Knowledge of the branching patterns of the trigeminal nerve, additional innervations, and presence of accessory canals and foramina should be carefully considered when choosing the best anesthetic plan for optimizing oral surgery procedures.17 ILA has been employed for many years, with a high success rate achieved using several techniques.14,18 A study found that both intraligamentary and intraosseous injections are effective techniques and can be used as an alternative when other techniques fail.19 In a randomized trial comparing different techniques of anesthesia for mandibular teeth in patients experiencing pulpitis, IA allowed more pain-free treatment than ILA.20
In posterior maxillary tooth extraction, a common technique used is the PSAN block, with a success rate of 70%–100%.21 However, some patients complained of inadequate sensory blockade at the time of extraction and required augmentation with an additional buccal and/or palatal injection. Possible complications associated with PSAN block include transitional diplopia, damage to the pterygoid venous plexus, and hematoma formation.9,12 Local ILA may prove more efficient than PSAN block, especially in those with inadequate sensory blockade. This may be due to the more accurate and direct root anaesthetization in ILA.8 However, this technique was shown here to cause a slightly higher pain response during injection compared to IA. Moreover, ILA is associated with higher blood levels of epinephrine and the anesthetic agent, which might lead to several cardiovascular changes.22 Therefore, the ILA technique should be considered as an alternative when IA fails to provide adequate sensory blockade. It is also used as a supplement by most dental practitioners, because it does not yield consistently deep-enough anesthesia during dental procedures.23
The ILA is recommended for use in extraction of teeth with irreversible pulpitis.24 The result of the first published clinical assessment of ILA showed that success rates ranged from 60% for endodontic therapies to 100% for periodontal therapies and tooth extraction.14 Similarly, previous investigations have confirmed that pulp anesthesia with IA or the nerve-block technique is more difficult to achieve in the presence of irreversible pulpitis or unhealthy teeth compared to normal healthy ones.17
In this study, only one anesthetist and one surgeon performed all the work, so operator experience in either type of anesthesia was ignored. Future studies should consider investigating differences in mean VAS scores for different indications for extraction. Future studies should also pay more attention to the incomplete randomizations that may be due to specific signs associated with each anesthetic technique (eg, puncture marks).

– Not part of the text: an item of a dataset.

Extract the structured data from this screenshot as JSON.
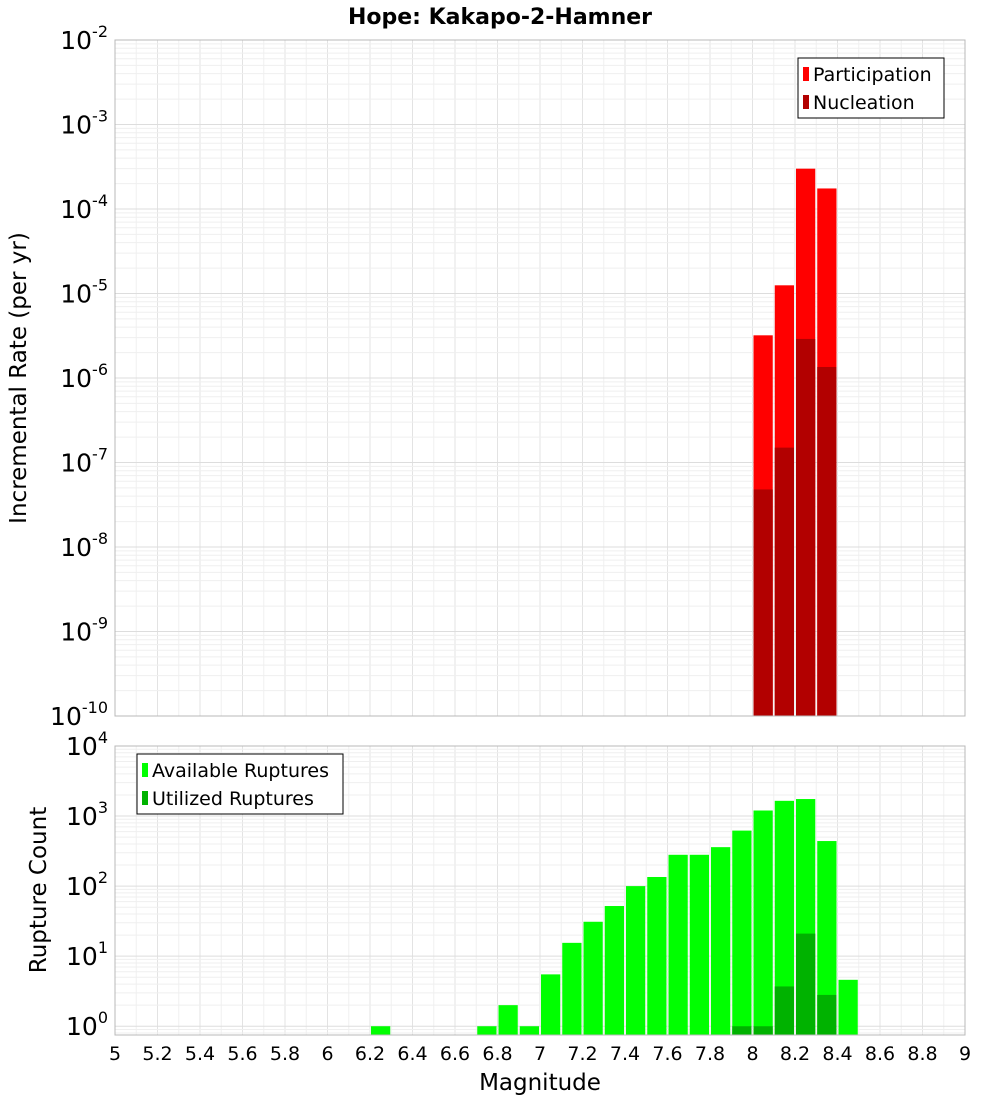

ILA- and IA-injection techniques may be used in dentistry to induce local anesthesia. However, although both techniques provide alternative approaches to establishing effective anesthesia for extraction of maxillary first molar teeth, IA appears less painful during injection and provides sufficient pain relief during extraction. However, ILA can be used when IA fails to achieve the desired pain suppression, as it provides higher extraction-pain relief.
The authors report no conflicts of interest in this work.